Anterior spinal surgery and stabilization of fractures or tumours.
The incision is made, under general anaesthetic, in the area appropriate to the level of interest. Therefore in the thoracic spine an anterior approach will be required through the chest and in the lumbar spine via the abdomen.
If the approach is being used through the chest then it is an operation which will take several hours to do. The patient is placed on their side with the left side uppermost. An approach via a rib is used and the chest opened. The lung is collapsed if necessary and the vertebra of interest often entirely removed. The space occupied by the vertebra is replaced via an expandable cage to take the anterior strain not completely absorbed by tumour or deformed vertebra following a fracture. Further supporting devices are often used anteriorly. If more support is required then pedicle screws and rods can be used posteriorly.
If the approach is via the abdomen due to the location of the pathology then again a lateral incision in the flank is used. The abdominal contents are dissected away from the spine and the vertebra removed. It is again replaced with an implant in the same way as in the thoracic spine. Again a posterior stabilisation may also be required.
These operations are complex and take several hours to do. If the surgery is carried out through the chest then a chest drain is often needed for 48 hours or so and the use of a high dependency bed is required. This is available in all of the hospitals that SpineWorks utilise. The recovery period is obviously longer than a simple operation and may take several months. Any neurological deficit, which required the operation, in the first place may take months to recover if indeed it does so.
The risks and complications of these procedures are related to the approach themselves. There is therefore the risk of haemorrhage as these are operations around major blood vessels. There is a risk of nerve injury although this is relatively small.
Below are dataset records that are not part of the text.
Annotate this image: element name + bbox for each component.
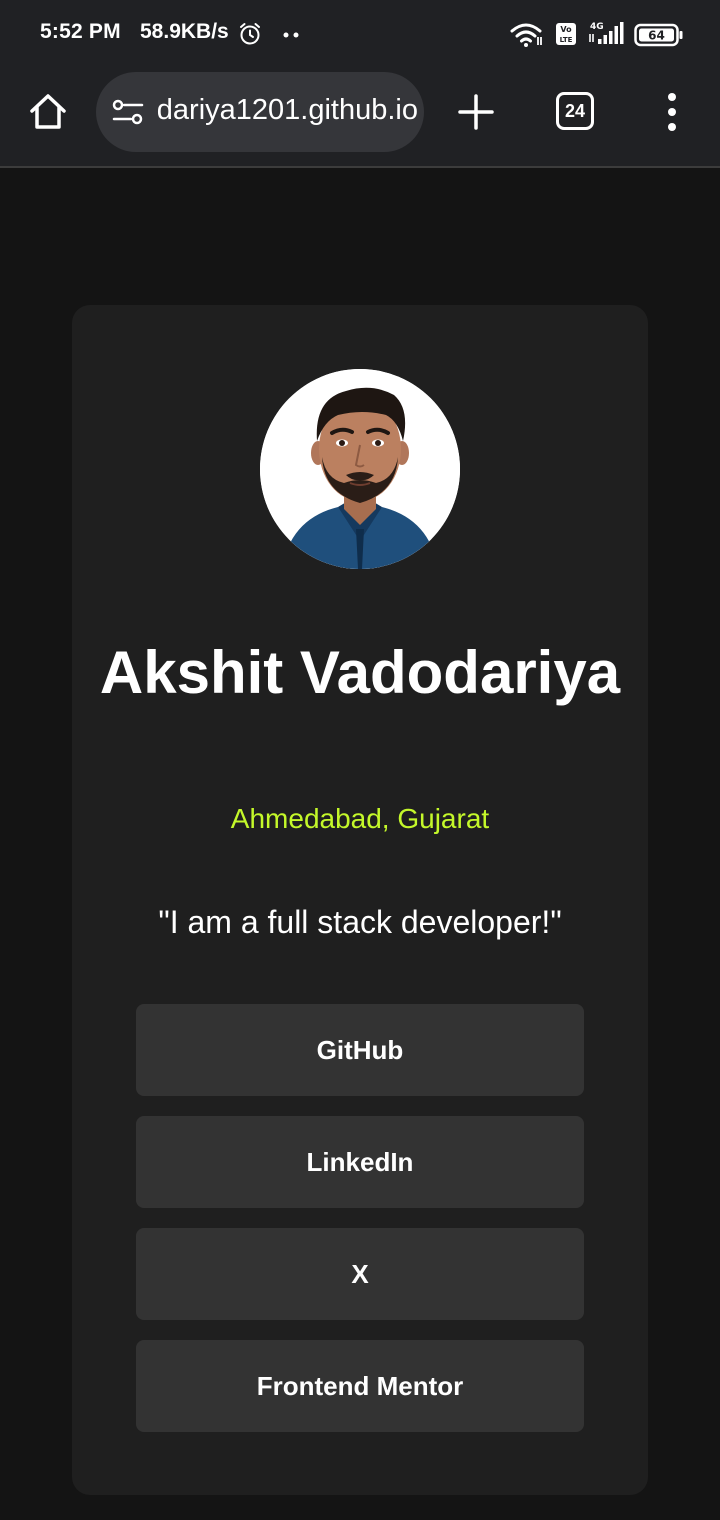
status-time: 5:52 PM xyxy=(40,20,121,43)
linkedin-link-button[interactable]: LinkedIn xyxy=(136,1116,584,1208)
home-icon[interactable] xyxy=(26,90,70,134)
web-page: Akshit Vadodariya Ahmedabad, Gujarat "I … xyxy=(0,170,720,1520)
plus-icon[interactable] xyxy=(456,92,496,132)
profile-bio: "I am a full stack developer!" xyxy=(158,904,562,940)
address-bar[interactable]: akshitvadodariya1201.github.io xyxy=(96,72,424,152)
github-link-button[interactable]: GitHub xyxy=(136,1004,584,1096)
more-vert-icon[interactable] xyxy=(660,90,684,134)
profile-location: Ahmedabad, Gujarat xyxy=(230,803,490,834)
profile-card: Akshit Vadodariya Ahmedabad, Gujarat "I … xyxy=(72,305,648,1495)
svg-text:Vo: Vo xyxy=(560,25,572,34)
alarm-icon xyxy=(240,23,260,45)
profile-photo xyxy=(260,369,460,569)
signal-4g-icon: 4G xyxy=(589,22,624,44)
wifi-icon xyxy=(510,23,542,47)
battery-level: 64 xyxy=(648,29,665,43)
status-bar: 5:52 PM 58.9KB/s Vo LTE 4G 64 xyxy=(0,0,720,70)
svg-text:4G: 4G xyxy=(590,22,604,32)
url-text[interactable]: akshitvadodariya1201.github.io xyxy=(156,94,418,130)
site-settings-icon[interactable] xyxy=(112,98,144,126)
browser-toolbar: akshitvadodariya1201.github.io 24 xyxy=(0,70,720,168)
profile-name: Akshit Vadodariya xyxy=(99,639,621,706)
volte-icon: Vo LTE xyxy=(556,23,576,45)
x-link-button[interactable]: X xyxy=(136,1228,584,1320)
tabs-button[interactable]: 24 xyxy=(556,92,594,130)
avatar xyxy=(260,369,460,569)
svg-text:LTE: LTE xyxy=(560,36,573,44)
frontend-mentor-link-button[interactable]: Frontend Mentor xyxy=(136,1340,584,1432)
notification-dots-icon xyxy=(283,32,299,38)
battery-icon: 64 xyxy=(634,23,683,47)
network-speed: 58.9KB/s xyxy=(140,20,229,43)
There is a risk of chest complications if the operation is done via the chest and a risk of infections and clots in veins, covered by the use of anti biotics and TED stockings.
The idea of the surgery is to render the spine stable and therefore mobilisation is commenced as soon as practically possible. Patients who undergo this surgery are reviewed for twelve months after. X rays are taken during this time to ensure that the spine remains stable and that any bone graft inserted has fused. In tumour surgery, follow up radiotherapy or chemotherapy may be required and this will be co-ordinated with the relevant Consultant Oncologist.
If tumour or fracture surgery is required it is performed with a colleague who is a Consultant Vascular Surgeon. This is because a Vascular Surgeon is much more skilled at accessing the spine through the abdomen or the chest. The potential complications are therefore reduced. The surgery is also not as common for an Orthopaedic Surgeon.